Security: Some applications need to move to a hybrid cloud, due to data privacy or functionality that prevents them from being fully migrated to the public cloud. How do you ensure data is moved securely to the cloud and protected once it is in the cloud?
Government regulations: Regulations and industry practices may mean that public clouds are not yet a good choice for a subset of applications. For example, some countries mandate that data is stored within their boundaries. This restricts what can be moved to the cloud, given data center locations.
Data storage: Is the data largely decoupled from core applications? Can the data be separated from the applications? Are there extensive data storage requirements? Applications that require significant back-up and recovery to ensure business continuity are a good fit to move to the cloud, and typically require less effort to migrate to the cloud.
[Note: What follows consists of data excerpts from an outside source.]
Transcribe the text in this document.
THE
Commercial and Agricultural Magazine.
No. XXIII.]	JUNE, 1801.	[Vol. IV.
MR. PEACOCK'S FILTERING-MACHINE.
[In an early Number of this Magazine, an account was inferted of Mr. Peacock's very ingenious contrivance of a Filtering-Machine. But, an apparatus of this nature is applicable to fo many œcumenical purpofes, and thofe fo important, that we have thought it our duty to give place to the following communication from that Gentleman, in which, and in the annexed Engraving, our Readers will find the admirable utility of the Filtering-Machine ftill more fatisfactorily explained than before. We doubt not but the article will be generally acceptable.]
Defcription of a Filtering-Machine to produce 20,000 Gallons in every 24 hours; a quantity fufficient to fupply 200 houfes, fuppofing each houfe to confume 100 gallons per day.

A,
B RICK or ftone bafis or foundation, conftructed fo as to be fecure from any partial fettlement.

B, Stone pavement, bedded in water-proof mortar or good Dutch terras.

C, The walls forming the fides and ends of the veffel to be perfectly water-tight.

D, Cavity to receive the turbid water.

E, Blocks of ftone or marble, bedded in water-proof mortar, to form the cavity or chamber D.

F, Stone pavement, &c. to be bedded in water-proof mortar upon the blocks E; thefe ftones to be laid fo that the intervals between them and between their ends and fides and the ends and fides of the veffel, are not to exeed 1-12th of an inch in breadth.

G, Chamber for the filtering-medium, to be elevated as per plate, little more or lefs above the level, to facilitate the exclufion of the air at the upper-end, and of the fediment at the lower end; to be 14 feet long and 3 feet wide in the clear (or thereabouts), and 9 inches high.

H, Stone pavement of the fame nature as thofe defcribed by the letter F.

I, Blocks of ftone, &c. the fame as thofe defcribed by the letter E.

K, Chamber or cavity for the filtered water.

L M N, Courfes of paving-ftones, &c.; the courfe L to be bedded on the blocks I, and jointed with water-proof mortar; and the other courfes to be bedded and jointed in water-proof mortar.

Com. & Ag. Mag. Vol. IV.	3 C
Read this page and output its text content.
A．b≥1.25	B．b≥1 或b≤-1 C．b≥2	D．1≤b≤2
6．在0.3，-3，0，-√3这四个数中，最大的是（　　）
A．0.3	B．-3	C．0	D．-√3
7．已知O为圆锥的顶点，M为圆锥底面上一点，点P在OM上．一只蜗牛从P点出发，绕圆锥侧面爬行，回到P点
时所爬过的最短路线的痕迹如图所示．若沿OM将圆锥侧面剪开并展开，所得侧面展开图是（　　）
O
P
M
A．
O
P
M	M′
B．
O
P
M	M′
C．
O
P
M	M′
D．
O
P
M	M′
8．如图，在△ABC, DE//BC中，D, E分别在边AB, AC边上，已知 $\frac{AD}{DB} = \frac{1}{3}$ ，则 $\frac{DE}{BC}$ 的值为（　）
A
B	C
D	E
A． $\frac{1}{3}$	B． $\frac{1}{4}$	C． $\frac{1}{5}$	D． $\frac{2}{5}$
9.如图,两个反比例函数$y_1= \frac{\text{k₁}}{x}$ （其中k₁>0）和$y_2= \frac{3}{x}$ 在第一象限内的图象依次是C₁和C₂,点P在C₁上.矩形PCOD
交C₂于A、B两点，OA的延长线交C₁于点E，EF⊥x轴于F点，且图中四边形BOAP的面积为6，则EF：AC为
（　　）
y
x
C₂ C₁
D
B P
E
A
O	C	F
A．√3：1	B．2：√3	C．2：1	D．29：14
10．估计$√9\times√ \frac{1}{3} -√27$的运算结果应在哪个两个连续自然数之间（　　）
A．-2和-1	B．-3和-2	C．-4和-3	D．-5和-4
Performance: It is important to accurately assess your performance requirements before moving to the cloud. An application with high database transfer rates may prove problematic to move to the cloud. Likewise, an application that has high CPU or RAM requirements may be either difficult, or cost prohibitive, to move to the cloud.
Flexibility: Does the application support integration or new technologies? If the application is stand alone or only doing batch integrations, it probably is a good candidate for the cloud. Also, if all the integrations are based on widely-used industry standards, it is also a probable contender for a move to the cloud.
Every day, companies are successfully transitioning applications and data to more agile environments in the cloud. Before you take the leap, thoroughly evaluate your company’s goals, along with your application landscape, to determine your best approach for each application.